Lead attorneys Texas Values President Jonathan Saenz, Houston attorney Jared Woodfill, and Jonathan Mitchell (who argued the case), a former law clerk for the late U. S. Supreme Court Justice Antonin Scalia and former Solicitor General for the State of Texas, made the case for the State to enforce Texas law that subsidizing same-sex benefits with tax dollars is illegal.

On Oct. 3, 2016, Texas Values formally asked the Texas Supreme Court to reconsider hearing a case against former Houston Mayor Annise Parker (and the City of Houston), who violated the Texas Constitution by issuing same-sex benefits (in 2013) long before the U.S. Supreme Court’s Obergefell v. Hodges same-sex marriage ruling. Later that month in 2016, Texas Gov. Greg Abbott, Lt. Gov. Dan Patrick, and Attorney General Ken Paxton filed a joint legal amicus brief in support of petitioners, Houston taxpayers Pastor Jack Pidgeon and Larry Hicks. The brief urged the Court to reinstate a temporary injunction on gay spousal benefits for Houston city employees until the Court can offer more clarity.

The brief went on to say that while Obergefell obligates the State to grant and recognize same-sex marriages, it does not bind the state courts to offer spousal benefits to gay couples.

Furthermore, the brief states, this case raises important questions of federal jurisdiction and of the relationship between federal courts and state law that go well-beyond the scope of the case.

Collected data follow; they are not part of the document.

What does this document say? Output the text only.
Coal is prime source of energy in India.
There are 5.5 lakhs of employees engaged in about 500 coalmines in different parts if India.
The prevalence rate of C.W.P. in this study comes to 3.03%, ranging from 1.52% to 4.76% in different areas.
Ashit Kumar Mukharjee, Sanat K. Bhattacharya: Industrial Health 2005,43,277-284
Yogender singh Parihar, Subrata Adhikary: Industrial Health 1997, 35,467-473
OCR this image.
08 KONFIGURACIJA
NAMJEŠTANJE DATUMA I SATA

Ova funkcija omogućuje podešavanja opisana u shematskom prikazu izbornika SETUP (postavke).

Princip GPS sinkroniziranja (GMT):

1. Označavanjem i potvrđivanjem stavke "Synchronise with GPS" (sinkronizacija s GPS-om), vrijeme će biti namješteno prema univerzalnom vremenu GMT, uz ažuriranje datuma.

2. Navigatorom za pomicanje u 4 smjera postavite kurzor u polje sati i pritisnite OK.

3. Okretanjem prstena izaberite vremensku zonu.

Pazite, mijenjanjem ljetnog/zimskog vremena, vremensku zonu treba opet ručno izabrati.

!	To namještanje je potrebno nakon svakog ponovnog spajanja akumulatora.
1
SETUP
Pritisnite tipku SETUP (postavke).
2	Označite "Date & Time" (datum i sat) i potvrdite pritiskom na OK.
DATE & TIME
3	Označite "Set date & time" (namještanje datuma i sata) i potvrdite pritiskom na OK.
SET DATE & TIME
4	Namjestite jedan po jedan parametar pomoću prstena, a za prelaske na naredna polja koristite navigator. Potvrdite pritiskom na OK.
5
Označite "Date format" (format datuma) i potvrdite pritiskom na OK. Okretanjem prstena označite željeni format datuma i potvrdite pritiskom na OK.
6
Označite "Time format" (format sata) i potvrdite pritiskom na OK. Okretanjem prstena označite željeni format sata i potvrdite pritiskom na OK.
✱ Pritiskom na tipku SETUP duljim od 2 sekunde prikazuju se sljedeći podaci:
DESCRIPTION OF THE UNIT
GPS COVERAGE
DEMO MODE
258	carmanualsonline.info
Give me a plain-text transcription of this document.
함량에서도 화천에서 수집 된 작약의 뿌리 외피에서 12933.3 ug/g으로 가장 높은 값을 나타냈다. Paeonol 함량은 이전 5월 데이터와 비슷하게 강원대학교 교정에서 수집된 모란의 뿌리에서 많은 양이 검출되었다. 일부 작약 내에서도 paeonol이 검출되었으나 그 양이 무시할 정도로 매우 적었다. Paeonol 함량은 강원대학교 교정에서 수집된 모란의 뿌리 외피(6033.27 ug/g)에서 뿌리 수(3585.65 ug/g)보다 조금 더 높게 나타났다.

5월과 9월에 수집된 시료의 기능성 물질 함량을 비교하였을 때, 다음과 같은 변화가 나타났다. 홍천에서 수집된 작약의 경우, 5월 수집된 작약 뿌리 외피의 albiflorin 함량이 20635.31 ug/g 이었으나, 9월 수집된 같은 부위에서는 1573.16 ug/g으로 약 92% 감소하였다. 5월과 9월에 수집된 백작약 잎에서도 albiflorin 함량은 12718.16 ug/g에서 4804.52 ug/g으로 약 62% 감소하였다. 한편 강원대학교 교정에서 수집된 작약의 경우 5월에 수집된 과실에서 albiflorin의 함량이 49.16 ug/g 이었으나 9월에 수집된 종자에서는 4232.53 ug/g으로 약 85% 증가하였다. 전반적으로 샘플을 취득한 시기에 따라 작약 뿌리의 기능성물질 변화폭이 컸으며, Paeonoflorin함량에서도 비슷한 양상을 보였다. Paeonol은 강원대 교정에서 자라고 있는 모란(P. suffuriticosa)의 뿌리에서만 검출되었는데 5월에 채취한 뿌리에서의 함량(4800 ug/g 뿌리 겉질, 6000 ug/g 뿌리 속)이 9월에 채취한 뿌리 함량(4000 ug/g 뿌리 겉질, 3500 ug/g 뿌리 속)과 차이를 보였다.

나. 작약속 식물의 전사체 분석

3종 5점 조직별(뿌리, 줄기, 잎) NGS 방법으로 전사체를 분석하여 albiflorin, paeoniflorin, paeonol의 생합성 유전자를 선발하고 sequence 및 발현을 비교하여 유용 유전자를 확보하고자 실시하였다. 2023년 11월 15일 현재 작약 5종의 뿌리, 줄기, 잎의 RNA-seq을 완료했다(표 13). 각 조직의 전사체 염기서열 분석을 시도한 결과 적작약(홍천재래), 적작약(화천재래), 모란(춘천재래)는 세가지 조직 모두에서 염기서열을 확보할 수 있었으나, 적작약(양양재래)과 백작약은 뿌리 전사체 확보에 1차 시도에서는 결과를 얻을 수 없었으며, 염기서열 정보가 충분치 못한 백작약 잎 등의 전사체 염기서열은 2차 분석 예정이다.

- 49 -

Obergefell does not make it mandatory for cities to finance same-sex couple spousal employment benefits despite erroneous claims regarding “Equal Protection” under the Fourteenth Amendment. (See links to court briefs below.) Attorneys for the City of Houston are arguing that rights to same-sex marriage benefits should be applied retroactively going back to at least 2013.

Obergefell v. Hodges is not retroactive, and it does not overturn the violation of state law that occurred when the Mayor of Houston decided to provide employee benefits to same-sex couples prior to the decision,” said Jonathan Saenz, President of Texas Values. “If Obergefell were retroactive, it would have to be back to the moment the Fourteenth Amendment was ratified, which would open the door to unlimited costly litigation by same-sex couples. It would mean that the city of Houston and every other municipality in the country would be liable for money damages for every couple ‘denied’ marriage recognition before Obergefell was decided.”

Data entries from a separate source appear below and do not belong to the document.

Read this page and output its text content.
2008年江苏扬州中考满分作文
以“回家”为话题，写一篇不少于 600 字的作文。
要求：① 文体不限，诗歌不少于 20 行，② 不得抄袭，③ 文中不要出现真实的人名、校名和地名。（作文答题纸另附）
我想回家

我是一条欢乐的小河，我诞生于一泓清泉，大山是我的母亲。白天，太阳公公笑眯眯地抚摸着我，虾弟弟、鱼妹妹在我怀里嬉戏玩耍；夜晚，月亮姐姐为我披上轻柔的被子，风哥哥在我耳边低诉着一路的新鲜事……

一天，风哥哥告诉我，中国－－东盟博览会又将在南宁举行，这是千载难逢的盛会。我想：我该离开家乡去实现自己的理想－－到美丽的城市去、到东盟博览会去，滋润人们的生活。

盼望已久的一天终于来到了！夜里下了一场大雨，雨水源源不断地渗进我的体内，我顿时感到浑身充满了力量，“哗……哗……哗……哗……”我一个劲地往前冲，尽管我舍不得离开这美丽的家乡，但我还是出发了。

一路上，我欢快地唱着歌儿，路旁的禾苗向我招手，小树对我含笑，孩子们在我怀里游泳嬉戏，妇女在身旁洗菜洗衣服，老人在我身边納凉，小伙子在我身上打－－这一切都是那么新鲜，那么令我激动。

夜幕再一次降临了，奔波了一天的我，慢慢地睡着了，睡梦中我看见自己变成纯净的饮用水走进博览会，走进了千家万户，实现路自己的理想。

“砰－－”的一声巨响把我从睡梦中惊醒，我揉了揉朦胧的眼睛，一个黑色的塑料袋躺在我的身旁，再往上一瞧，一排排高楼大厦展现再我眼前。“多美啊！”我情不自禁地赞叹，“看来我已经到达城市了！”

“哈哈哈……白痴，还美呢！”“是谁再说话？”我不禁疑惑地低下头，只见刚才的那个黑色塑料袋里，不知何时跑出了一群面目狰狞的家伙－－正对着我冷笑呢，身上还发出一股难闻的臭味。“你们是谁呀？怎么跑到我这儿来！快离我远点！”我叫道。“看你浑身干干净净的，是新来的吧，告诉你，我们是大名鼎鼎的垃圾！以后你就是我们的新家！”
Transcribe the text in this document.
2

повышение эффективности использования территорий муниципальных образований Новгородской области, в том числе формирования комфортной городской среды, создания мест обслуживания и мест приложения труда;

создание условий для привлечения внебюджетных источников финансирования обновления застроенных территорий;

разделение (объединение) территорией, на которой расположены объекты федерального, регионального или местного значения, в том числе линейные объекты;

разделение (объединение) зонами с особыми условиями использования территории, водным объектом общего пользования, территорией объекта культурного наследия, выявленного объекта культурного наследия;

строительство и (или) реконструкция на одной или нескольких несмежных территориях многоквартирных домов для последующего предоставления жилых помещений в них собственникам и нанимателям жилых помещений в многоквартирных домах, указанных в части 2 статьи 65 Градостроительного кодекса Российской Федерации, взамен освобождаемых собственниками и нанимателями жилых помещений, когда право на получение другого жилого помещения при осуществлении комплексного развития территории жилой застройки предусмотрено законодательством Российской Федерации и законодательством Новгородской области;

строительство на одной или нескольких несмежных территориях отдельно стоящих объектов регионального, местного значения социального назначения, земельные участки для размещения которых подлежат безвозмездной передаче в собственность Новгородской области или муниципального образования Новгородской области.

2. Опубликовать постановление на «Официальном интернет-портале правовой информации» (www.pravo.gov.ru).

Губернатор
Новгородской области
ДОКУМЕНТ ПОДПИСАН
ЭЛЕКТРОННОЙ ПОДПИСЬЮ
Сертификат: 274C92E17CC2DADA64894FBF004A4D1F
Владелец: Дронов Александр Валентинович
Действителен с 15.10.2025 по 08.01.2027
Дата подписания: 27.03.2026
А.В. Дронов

Saenz explained this issue could be viewed as similar to Roe v. Wade – a decision which created a constitutional right to an abortion but does not force taxpayers to pay for abortions.

“The U.S. Supreme Court ruled on the issue of marriage licenses; there is no ruling from the High Court that taxpayers must subsidize benefits requests from any two persons,” Saenz added.

Saenz and Woodfill initially were victorious on this issue before a state trial court in Houston.

The case is Jack Pidgeon and Larry Hicks v. Mayor Sylvester Turner and City of Houston (15-0688).